Wickham Laboratories Ltd
- Industry: Health care
- Founded: 1962; 64 years ago
- Founder: William B. Cartmell
- Headquarters: Gosport, Hampshire, England, United States
- Website: wickhamlabs.co.uk

= Wickham Laboratories Ltd =

Wickham Laboratories Ltd is a contract testing laboratory that supports the pharmaceutical and medical device industries. Located in Hampshire, England, it was founded in 1962 and remains an independent company.

==History==
The company was founded by veterinarian, William B. Cartmell, who established a veterinary practice at Wickham, Fareham, Hampshire in 1954. As the business grew, he developed facilities and animal care techniques, including the construction of an animal hospital along with founding another six branches, then an animal hospital. A laboratory facility was developed in order to improve treatment to animals.

In 1962, Wickham Laboratories Ltd was incorporated as a separate company to provide contract testing services on behalf of pharmaceutical companies, doctors, farmers, and animal-feed manufacturers which included microbiology and chemistry testing. Mr Cartmell remains the company's Managing Director.

Wickham Laboratories Ltd relocated to its current site at Hoeford Point in Gosport, in 2012. Shortly after the move, in 2015, Wickham Laboratories Ltd appointed a new CEO, Dr John McKenzie, The company currently employs around 130 staff.
The facility is subject to regular compliance auditing by relevant regulatory authorities including the Medicines and Healthcare products Regulatory Agency (MHRA) and the US Food and Drug Administration (FDA).

==Controversy==

===2003 Animal Burglary===
Source:

Keith Mann and one other activist from the Animal Liberation Front (ALF) broke into Wickham Laboratories on 13 December 2003, and stole 695 mice that were being used to test Dysport, made from botulinum toxin. This medicine is licensed in the UK to treat serious illnesses such as cerebral palsy. Symptoms of other illnesses the medicine treats include eye muscle contractions whereby a person cannot open their eyes, or suffering through chronic facial twitches and muscle spasms which can mean the inability to walk or move properly. Animals are used for research of this medicine where there is no alternative method. The drug is used in cosmetic surgery clinics to erase frown lines. It has been illegal to use animals to test for cosmetic purposes in the UK since 1998. Mann was arrested at his home and the mice were returned to the laboratory. He argued in court that the tests carried out by Wickham Laboratories were illegal because the product was being tested for cosmetic purposes, which is banned in Britain. The court rejected his defence, and found that the tests complied with British regulations because Dysport that was being tested is used for therapeutic purposes only.

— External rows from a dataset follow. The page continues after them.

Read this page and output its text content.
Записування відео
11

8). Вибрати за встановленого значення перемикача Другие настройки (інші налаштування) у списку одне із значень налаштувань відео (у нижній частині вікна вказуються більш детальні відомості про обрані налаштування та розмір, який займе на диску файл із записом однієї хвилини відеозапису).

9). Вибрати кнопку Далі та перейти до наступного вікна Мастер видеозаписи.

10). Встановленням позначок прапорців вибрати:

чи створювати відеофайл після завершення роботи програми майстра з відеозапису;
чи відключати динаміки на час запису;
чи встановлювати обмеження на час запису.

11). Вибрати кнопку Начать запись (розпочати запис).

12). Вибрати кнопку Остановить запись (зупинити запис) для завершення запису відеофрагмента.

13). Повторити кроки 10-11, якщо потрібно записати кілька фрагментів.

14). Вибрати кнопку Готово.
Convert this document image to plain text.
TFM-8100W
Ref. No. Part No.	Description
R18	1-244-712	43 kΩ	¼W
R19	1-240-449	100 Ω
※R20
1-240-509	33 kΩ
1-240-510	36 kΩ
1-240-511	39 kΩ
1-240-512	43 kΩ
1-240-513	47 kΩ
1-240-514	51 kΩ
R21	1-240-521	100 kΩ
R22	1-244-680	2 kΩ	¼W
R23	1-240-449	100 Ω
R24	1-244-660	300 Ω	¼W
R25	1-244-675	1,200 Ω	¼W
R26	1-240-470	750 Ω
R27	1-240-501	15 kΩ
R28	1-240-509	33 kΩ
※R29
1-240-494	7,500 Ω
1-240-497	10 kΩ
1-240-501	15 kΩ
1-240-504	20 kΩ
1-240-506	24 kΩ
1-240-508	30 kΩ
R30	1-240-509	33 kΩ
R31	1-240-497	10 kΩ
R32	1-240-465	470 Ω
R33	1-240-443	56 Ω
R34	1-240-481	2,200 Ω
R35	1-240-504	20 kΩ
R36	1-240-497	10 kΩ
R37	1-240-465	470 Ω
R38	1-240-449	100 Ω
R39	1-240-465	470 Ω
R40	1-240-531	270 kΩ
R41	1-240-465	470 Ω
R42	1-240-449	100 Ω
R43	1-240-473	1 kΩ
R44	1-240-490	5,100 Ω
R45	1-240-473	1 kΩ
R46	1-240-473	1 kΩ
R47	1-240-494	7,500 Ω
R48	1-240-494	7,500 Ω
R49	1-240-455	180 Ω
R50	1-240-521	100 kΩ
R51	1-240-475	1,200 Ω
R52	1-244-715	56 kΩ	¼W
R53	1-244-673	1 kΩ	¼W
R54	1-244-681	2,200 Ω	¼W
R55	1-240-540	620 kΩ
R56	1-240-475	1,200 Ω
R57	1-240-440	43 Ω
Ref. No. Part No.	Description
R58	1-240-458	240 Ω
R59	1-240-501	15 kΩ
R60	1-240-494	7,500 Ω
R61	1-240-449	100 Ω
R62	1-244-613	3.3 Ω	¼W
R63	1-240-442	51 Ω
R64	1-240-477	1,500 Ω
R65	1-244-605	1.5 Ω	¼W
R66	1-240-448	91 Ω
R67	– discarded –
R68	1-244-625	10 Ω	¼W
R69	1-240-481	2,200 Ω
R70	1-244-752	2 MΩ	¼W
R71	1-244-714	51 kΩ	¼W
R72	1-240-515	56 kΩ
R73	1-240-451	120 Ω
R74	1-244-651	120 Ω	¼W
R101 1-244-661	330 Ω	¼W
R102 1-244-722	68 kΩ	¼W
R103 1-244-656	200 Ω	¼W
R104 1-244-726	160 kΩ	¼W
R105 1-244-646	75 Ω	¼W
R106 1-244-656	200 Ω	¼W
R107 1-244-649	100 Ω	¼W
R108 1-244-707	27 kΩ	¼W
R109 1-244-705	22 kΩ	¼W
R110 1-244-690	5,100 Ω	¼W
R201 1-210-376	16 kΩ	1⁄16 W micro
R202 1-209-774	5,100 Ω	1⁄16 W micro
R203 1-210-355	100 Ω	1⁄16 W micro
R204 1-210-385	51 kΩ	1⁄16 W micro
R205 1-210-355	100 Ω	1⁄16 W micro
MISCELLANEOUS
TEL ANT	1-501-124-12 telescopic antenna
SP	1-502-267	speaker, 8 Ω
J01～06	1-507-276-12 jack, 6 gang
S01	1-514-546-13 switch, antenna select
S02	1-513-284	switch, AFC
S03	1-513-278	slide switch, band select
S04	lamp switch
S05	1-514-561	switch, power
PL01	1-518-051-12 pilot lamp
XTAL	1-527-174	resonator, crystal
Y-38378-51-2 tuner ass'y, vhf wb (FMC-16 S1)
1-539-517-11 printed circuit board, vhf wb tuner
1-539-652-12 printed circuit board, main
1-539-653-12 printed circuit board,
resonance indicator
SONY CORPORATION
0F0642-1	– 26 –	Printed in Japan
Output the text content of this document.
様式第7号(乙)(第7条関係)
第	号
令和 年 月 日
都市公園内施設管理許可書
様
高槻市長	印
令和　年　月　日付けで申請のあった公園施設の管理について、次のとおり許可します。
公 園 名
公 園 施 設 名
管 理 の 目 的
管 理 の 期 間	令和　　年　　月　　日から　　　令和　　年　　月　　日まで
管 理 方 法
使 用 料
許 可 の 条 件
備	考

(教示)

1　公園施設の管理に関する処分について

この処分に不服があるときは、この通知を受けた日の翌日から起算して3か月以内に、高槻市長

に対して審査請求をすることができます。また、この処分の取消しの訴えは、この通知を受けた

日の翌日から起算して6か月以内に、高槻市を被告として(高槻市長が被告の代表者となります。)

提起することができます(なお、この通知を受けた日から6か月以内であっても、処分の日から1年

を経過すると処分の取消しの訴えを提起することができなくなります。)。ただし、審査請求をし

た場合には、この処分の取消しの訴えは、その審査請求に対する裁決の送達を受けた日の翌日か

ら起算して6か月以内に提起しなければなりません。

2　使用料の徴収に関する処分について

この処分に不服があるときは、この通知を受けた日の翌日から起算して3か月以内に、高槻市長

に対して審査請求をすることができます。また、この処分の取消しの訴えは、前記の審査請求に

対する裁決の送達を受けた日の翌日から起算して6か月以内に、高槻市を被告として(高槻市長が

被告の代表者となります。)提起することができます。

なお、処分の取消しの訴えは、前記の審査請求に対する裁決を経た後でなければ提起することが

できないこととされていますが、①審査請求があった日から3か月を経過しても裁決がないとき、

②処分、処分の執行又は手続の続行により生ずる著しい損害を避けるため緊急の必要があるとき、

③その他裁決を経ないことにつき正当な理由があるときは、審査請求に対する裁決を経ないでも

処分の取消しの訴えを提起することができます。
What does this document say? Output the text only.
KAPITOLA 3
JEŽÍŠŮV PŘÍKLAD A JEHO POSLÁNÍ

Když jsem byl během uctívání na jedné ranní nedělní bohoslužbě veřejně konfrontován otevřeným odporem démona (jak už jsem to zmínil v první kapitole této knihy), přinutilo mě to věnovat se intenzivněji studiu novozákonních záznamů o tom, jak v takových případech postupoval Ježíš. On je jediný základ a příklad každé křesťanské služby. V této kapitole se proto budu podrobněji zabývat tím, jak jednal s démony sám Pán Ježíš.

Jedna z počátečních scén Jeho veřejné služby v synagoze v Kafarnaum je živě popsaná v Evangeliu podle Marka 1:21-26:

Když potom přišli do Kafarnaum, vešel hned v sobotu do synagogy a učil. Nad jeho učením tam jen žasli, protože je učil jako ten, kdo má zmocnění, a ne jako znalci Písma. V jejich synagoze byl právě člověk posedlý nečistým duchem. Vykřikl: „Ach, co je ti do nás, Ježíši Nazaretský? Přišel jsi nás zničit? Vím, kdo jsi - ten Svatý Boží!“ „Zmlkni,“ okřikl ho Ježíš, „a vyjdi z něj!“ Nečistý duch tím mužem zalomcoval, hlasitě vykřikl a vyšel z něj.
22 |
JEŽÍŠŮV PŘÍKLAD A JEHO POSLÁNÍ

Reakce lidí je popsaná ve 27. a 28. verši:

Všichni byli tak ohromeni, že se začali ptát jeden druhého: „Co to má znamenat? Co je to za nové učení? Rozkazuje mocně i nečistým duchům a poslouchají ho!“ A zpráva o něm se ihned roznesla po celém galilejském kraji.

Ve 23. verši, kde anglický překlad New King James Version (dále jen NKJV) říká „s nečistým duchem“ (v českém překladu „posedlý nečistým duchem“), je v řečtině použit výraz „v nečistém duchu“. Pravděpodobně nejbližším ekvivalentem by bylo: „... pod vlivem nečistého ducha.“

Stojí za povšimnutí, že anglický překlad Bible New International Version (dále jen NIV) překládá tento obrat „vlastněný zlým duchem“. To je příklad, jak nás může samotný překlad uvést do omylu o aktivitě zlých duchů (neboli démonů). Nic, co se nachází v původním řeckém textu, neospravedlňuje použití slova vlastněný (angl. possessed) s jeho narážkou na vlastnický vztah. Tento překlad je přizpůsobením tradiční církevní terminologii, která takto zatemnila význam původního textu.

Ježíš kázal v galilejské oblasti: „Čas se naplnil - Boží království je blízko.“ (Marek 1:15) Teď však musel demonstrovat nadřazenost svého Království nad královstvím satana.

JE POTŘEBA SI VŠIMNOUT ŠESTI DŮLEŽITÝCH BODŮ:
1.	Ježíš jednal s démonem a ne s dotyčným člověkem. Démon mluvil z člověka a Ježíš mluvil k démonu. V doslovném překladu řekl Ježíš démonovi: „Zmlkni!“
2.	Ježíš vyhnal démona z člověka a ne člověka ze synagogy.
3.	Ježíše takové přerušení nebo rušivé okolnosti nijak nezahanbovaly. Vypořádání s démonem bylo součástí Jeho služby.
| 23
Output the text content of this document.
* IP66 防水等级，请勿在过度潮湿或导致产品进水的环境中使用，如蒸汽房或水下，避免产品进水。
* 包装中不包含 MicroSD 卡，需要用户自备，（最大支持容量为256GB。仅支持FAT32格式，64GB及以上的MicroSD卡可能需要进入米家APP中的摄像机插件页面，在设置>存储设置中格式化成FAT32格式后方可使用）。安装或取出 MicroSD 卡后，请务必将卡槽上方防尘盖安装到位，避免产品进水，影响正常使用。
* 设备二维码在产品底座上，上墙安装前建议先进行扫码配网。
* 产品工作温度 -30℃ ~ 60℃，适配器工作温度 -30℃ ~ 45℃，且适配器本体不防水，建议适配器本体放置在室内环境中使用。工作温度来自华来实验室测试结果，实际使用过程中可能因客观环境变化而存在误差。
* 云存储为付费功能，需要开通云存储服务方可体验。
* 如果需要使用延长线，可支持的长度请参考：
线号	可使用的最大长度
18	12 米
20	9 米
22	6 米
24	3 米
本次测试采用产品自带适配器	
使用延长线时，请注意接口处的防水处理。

Mann initially received a verdict of 230 hours of community service with no jail time, but as he left the dock, proceeded to make threatening comments to Wickham Laboratories Ltd’s technical director at the time, Chris Bishop, and was immediately thereafter found in contempt of court and sentenced to 6 months in jail. Melvyn Glintenkamp was given 170 hours of community service for aiding and abetting Mann by allowing him to keep the stolen mice in a caravan at his home.

===2009 BUAV investigation – 2010 Home Office Report===
The Sunday Times published details in November 2009 of an eight-month undercover infiltration investigation conducted by the BUAV. Following a year-long investigation into the report, the Home Office published its own conclusions noting, “Licence and Certificate authorities to permit work under ASPA 1986 were, and are, in place at Wickham Laboratories... The authorities granted by the Home Office under ASPA were issued legitimately and with appropriate reference to current requirements for authorised medicinal products” The home office ministerial statement said: “the majority of concerns raised by the BUAV in their report have not been substantiated”.